47. Pengakuan Adriel

1.9K 164 45
                                    

"Mommy yakin, hati Alya sebenarnya tak karuan mikirin kamu."

Sean menghela napasnya sambil sesekali menengadah ke arah dimana pintu kamarnya berada.

"Setelah membuat kami panik dengan dipanggilnya dokter keluarga kita, kamu gak bisa jelasin apa yang akan kamu lakukan tentang ini? C'mon Sean, kamu udah dewasa!" Tambah Mommy Sean gemas karena hanya melihat putranya itu diam dengan tatapan penuh rasa bersalah.

"Dad sudah katakan dari awal, saat kamu memutuskan menikahinya." Kali ini Mr. Gordano bersuara dengan santainya.

Sean menatap ayahnya dengan sendu.
"Aku merasa tidak memiliki muka dihadapannya. Dan jika dia bertanya tentang ini, aku gak tau seberapa takutnya dan bersalahnya aku mengingat itu semua."

Mommy Sean mengusap pelan bahu putra yang tingginya sudah jauh melebihinya itu. "Perlu kamu ingat juga, kamu belum benar-benar meminta maaf pada Adriel."

"Sepertinya dia sudah mengatakan sesuatu pada Alya." Ucap Sean mengutarakan perasaannya.

Dahi nyonya Gordano itu pun berkerut.
"Wajar jika ia melakukan itu. Tapi, Mom yakin Adriel tidak akan melebihi apa yang kamu pikirkan."

Sean menggeleng. Ia bingung. "Sean gak tahu. Rasanya, Sean belum bisa mempercayai Adriel sama sekali."

"Apa kau juga belum menyesali perbuatanmu? Bagaimanapun juga, Adriel cukup menderita sejak itu. Dan dia tetap menjalani hidupnya hanya dengan harapan jika kau akan meminta ampunannya."
Ucap Mr. Gordano. Kali ini, ia tidak mengalihkan tatapannya pada tabletnya.

Gordano tahu, jika Sean sebenarnya belum mau meminta maaf pada Adriel, tapi putranya itu terlalu takut ditinggal oleh istrinya.
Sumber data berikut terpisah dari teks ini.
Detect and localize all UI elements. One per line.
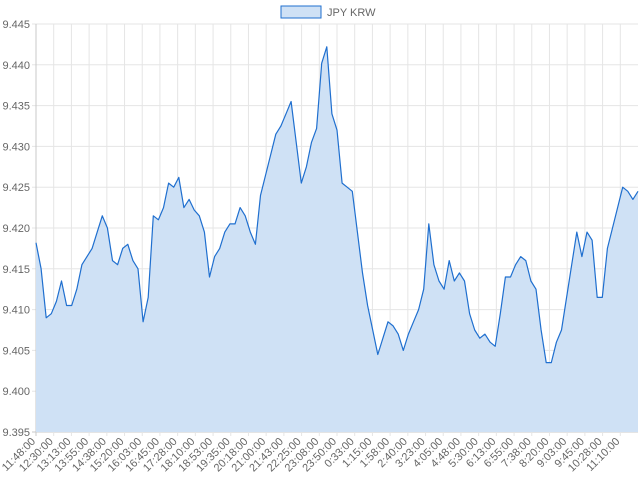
y-axis-labels: 9.395 9.400 9.405 9.410 9.415 9.420 9.425 9.430… — [2, 19, 30, 439]
y-tick-label: 9.410 — [2, 305, 30, 317]
x-axis-labels: 11:48:0012:30:0013:13:0013:55:0014:38:00… — [0, 436, 622, 475]
legend-label[interactable]: JPY KRW — [327, 7, 376, 19]
series-line — [35, 46, 639, 364]
y-tick-label: 9.405 — [2, 345, 30, 357]
y-tick-label: 9.400 — [2, 386, 30, 398]
y-tick-label: 9.425 — [2, 182, 30, 194]
y-tick-label: 9.440 — [2, 60, 30, 72]
series-jpy-krw — [35, 46, 639, 433]
legend[interactable]: JPY KRW — [280, 5, 376, 19]
y-tick-label: 9.445 — [2, 19, 30, 31]
y-tick-label: 9.430 — [2, 141, 30, 153]
y-tick-label: 9.420 — [2, 223, 30, 235]
series-area — [36, 46, 638, 433]
y-tick-label: 9.415 — [2, 264, 30, 276]
legend-swatch[interactable] — [280, 5, 322, 19]
y-tick-label: 9.395 — [2, 427, 30, 439]
y-tick-label: 9.435 — [2, 101, 30, 113]
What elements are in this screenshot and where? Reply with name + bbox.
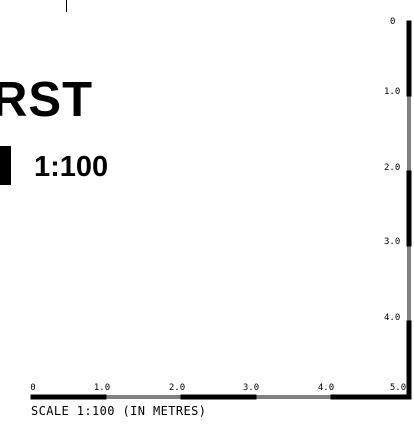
h-scale-label-4: 4.0	[317, 383, 335, 393]
h-scale-label-2: 2.0	[168, 383, 186, 393]
vertical-scale-bar	[406, 20, 412, 400]
v-scale-segment-4	[407, 245, 411, 322]
h-scale-segment-3	[180, 394, 257, 400]
v-scale-label-0: 0	[390, 17, 396, 27]
v-scale-label-1: 1.0	[384, 87, 401, 97]
horizontal-scale-bar	[30, 394, 407, 400]
top-border-tick	[66, 0, 67, 12]
clipped-title-letter	[0, 146, 11, 185]
h-scale-label-0: 0	[30, 383, 36, 393]
v-scale-segment-2	[407, 95, 411, 172]
title-scale-ratio: 1:100	[34, 151, 109, 183]
v-scale-label-4: 4.0	[384, 313, 401, 323]
h-scale-segment-2	[105, 395, 182, 399]
drawing-title-line-1: RST	[0, 76, 93, 125]
drawing-title-text: RST	[0, 73, 93, 127]
v-scale-segment-3	[406, 170, 412, 247]
scale-note: SCALE 1:100 (IN METRES)	[31, 404, 207, 418]
v-scale-label-2: 2.0	[384, 163, 401, 173]
h-scale-label-3: 3.0	[242, 383, 260, 393]
v-scale-segment-5	[406, 320, 412, 400]
v-scale-segment-1	[406, 20, 412, 97]
h-scale-label-5: 5.0	[389, 383, 407, 393]
h-scale-label-1: 1.0	[93, 383, 111, 393]
v-scale-label-3: 3.0	[384, 237, 401, 247]
h-scale-segment-5	[330, 394, 407, 400]
h-scale-segment-1	[30, 394, 107, 400]
h-scale-segment-4	[255, 395, 332, 399]
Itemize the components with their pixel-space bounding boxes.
"Mom sama Dad hanya bisa memberimu nasehat. Dan jika yang kau takutkan adalah istrimu, tak perlu khawatir dia tidak akan meninggalkanmu dengan keadaannya sekarang." Tambah Mr. Gordano.

Mommy Sean pun menoleh tidak setuju. "Sayang, sebaiknya kau juga jangan meremehkan wanita. Kita tidak tahu apa yang ada dipikiran Alya sekarang."

Mr. Gordano hanya menghela napasnya mendengar ketidak setujuan istrinya akan ucapannya.
"But, she is pregnant."

"Justru karena dia sedang hamil. Apalagi, kita tahu jika kehamilan Alya itu rentan karena kondisinya. Jika sesuatu terjadi, bukannya tidak mungkin jika Alya akan meninggalkan Sean."

"Mom, don't say that!"
Potong Sean sambil memijat peningnya. Ia sangat pusing.
Kesalahannya masa lalu, memang tidak akan terlalu buruk jika dikatakan pada orang tidak pernah merasakannya.
Tapi, Alya pernah merasakan itu.
Dan Alya memiliki trauma pada satu kondisi.

Sean takut hal itu terjadi.
Dan belakangan, ia malah bingung.
Ia merasa menyesal mengajak Alya ke sini. Jika ia tahu Adriel juga datang, ia bisa menunda kedatangannya kemarin.
Sungguh salah ia tidak menanyakan perihal ini pada ayahnya sebelum mereka berangkat.

----------

"Udah selesai?"
Tanya Alya saat melihat Sean kembali.

Setelah ucapan ambigu Sean itu, Alya tidak memiliki mood untuk keluar kamar. Saat itu juga, pembicaraan mereka terpotong karena Mr. Gordano memanggil Sean ke bawah dengan perantara para maid.

Sean mengangguk.
"Maid akan mengantar makan malam kita nanti."

"Loh? Kita gak makan malem bersama?" Tanya Alya kaget. Padahal Mr dan Mrs Gordano sudah pulang kerumah.

"Enggak."

"Kenapa?"

Sean menghela napasnya dan menaiki ranjang lalu tidur disamping Alya. "Kakak butuh istirahat."